Rosetta'nın dışlanmışlığını, izole edilmişliğini; bütün yükünü sırtlayan oyuncu Émilie Dequenne, Cannes'da en iyi kadın oyuncu ödülünü kucakladı.

Film sadece konusu itibariyle gerçekçi olmayıp, anlatım biçimiyle de fazlasıyla gerçekçi bir yapıya sahiptir. Özellikle hareketli kamera kullanımının bundaki payı oldukça büyüktür. Trier’in Dogma Manifestosuyla çektiği filmlerinin kamera kullanımını andıran çekimler filmin rahatsız edici gerçekliğini destekler nitelikte. Öyle ki Rosetta (Émilie Dequenne) henüz giriş sekansında kaybeden –işten kovulan- genç bir kız olarak, yenik düşmüş bir vaziyette adım adım ilerlerken, kamera inadına Rosetta’yı profilden çekmeye çalışır. Onun yenik düşmüşlüğünü, kaybetmişliğini yüzüne vurur. Rosetta çamurlu suda batarken bile, kamera inadına Rosetta’nın çırpınışlarını çeker. Annesi gibi biz de seyirci kalırız Rosetta’nın çırpınışlarına. İnadına çırpınır Rosetta… Asla dilenmez, dilenmeye karşıdır. Daha olgun tavırlar takınması gereken annesi içki için bedenini satarken, kendisi gencecik (ve hasta) bedeniyle koca şehirde durmadan iş arar durur. Dahası annesinin de bataklığa sürüklenmesine göz yummaz/yumamaz.

Hep dener, hep yenilir; fakat o tekrar deneyip, tekrar yenilmeyi göze alacaktır. Kimseden yardım eli uzatmasını istemez. Hem neden başkaları bu zavallı kıza karşılıksız yardım etsin ki?
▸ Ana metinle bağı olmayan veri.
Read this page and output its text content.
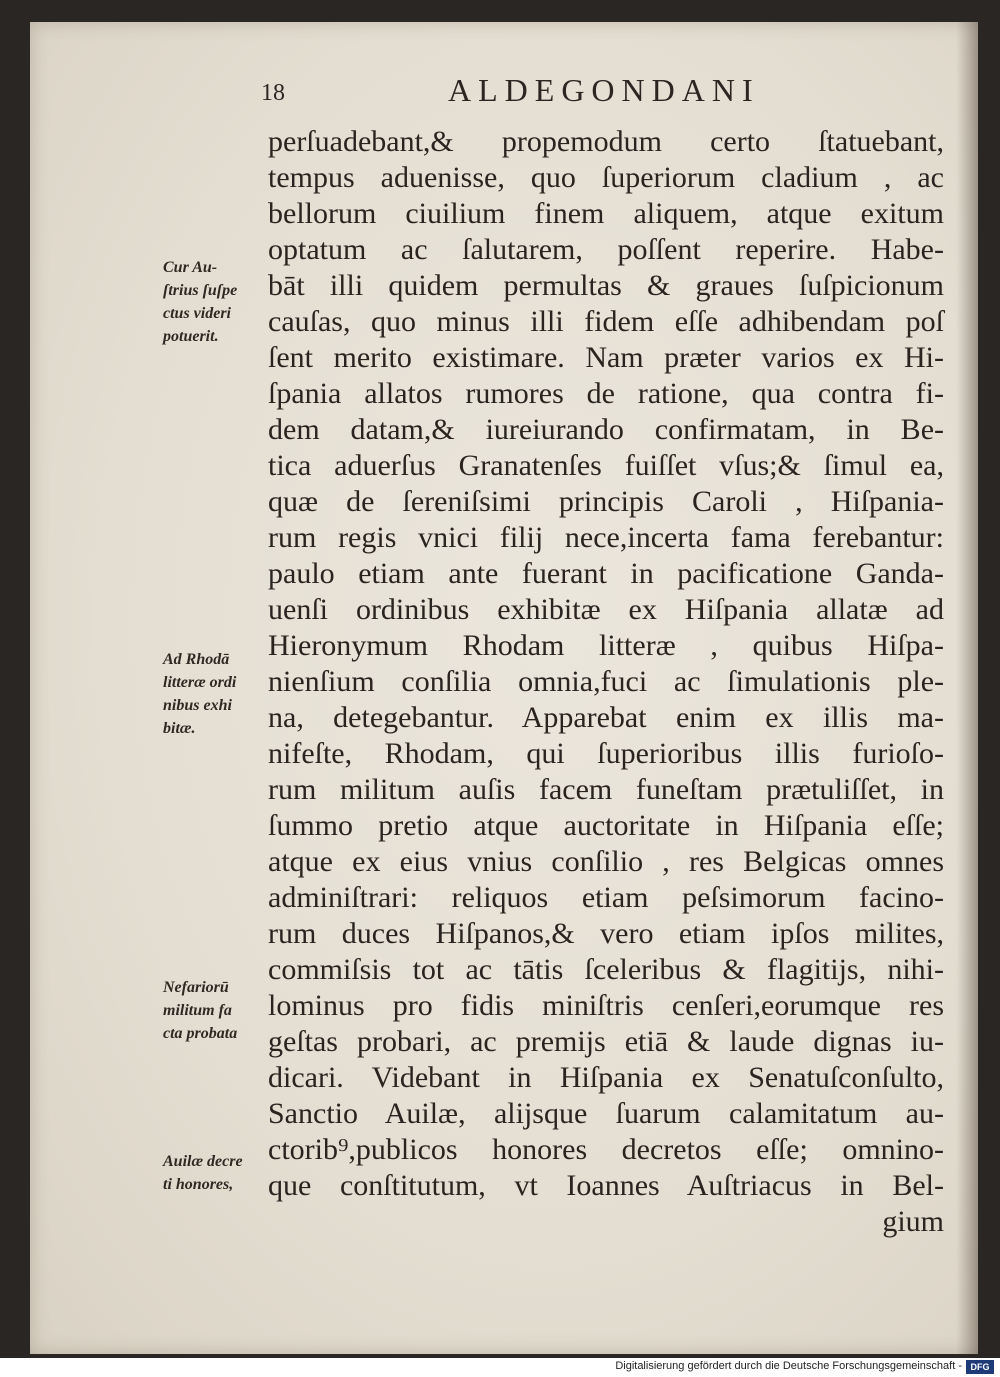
18	ALDEGONDANI
perſuadebant,& propemodum certo ſtatuebant,
tempus aduenisse, quo ſuperiorum cladium , ac
bellorum ciuilium finem aliquem, atque exitum
optatum ac ſalutarem, poſſent reperire. Habe-
bāt illi quidem permultas & graues ſuſpicionum
cauſas, quo minus illi fidem eſſe adhibendam poſ
ſent merito existimare. Nam præter varios ex Hi-
ſpania allatos rumores de ratione, qua contra fi-
dem datam,& iureiurando confirmatam, in Be-
tica aduerſus Granatenſes fuiſſet vſus;& ſimul ea,
quæ de ſereniſsimi principis Caroli , Hiſpania-
rum regis vnici filij nece,incerta fama ferebantur:
paulo etiam ante fuerant in pacificatione Ganda-
uenſi ordinibus exhibitæ ex Hiſpania allatæ ad
Hieronymum Rhodam litteræ , quibus Hiſpa-
nienſium conſilia omnia,fuci ac ſimulationis ple-
na, detegebantur. Apparebat enim ex illis ma-
nifeſte, Rhodam, qui ſuperioribus illis furioſo-
rum militum auſis facem funeſtam prætuliſſet, in
ſummo pretio atque auctoritate in Hiſpania eſſe;
atque ex eius vnius conſilio , res Belgicas omnes
adminiſtrari: reliquos etiam peſsimorum facino-
rum duces Hiſpanos,& vero etiam ipſos milites,
commiſsis tot ac tātis ſceleribus & flagitijs, nihi-
lominus pro fidis miniſtris cenſeri,eorumque res
geſtas probari, ac premijs etiā & laude dignas iu-
dicari. Videbant in Hiſpania ex Senatuſconſulto,
Sanctio Auilæ, alijsque ſuarum calamitatum au-
ctorib⁹,publicos honores decretos eſſe; omnino-
que conſtitutum, vt Ioannes Auſtriacus in Bel-
gium
Cur Au-
ſtrius ſuſpe
ctus videri
potuerit.
Ad Rhodā
litteræ ordi
nibus exhi
bitæ.
Nefariorū
militum fa
cta probata
Auilæ decre
ti honores,
Digitalisierung gefördert durch die Deutsche Forschungsgemeinschaft - DFG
Feleğin çemberinden öylesine geçmiştir ki, kimsenin karşılık beklemeden yardım eli uzatmayacağının bilincinde olacak ki, inadına yardımları geri çevirir. Daima hak ettikleriyle yaşamak eğilimindedir. Bu sebepten film boyunca hep iş arar durur. Gerçek bir iş aramaktadır. Ona göre geçici bir; ya da paylaşılan bir iş gerçek bir iş değildir. Erkek arkadaşı Riquet’in (Fabrizio Rongione ) işini paylaşmak istemesini geri çevirmesindeki en büyük etken budur. Onun kendisine yardım eli uzatıp işini paylaşmasına göz yummaktansa, onu ihbar edip işini elinden alacak bir kişiliğe sahip olmasındaki en büyük etken ‘’sistem’’in bizzat kendisidir. Hatta erkek arkadaşı kendisine yardım ederken, suya düşüp çırpınırken buna seyirci kalmasındaki etkenin de yegane sebebidir ‘’sistem’’. Annesi kendisinin çırpınışlarına seyirci kalırken ve biz seyirci olarak buna şaşırırken, şimdi de aynı davranışı kendisi sergilemektedir. Sistem işsizliğin tembellikten kaynaklandığını, tembelliğin ortadan kalkmasıyla işsizlik sorununun çözüleceğini insanlara dayatmaktadır. Oysa karşımızda ‘’gerçek bir iş’’e sahip olmak için bir başkasının (kendisine yardım eli uzatan bir şahısın) ölümünü izleyecek kadar sertleşmiş, duygularından arınmış bir ‘’işsiz’’ vardır.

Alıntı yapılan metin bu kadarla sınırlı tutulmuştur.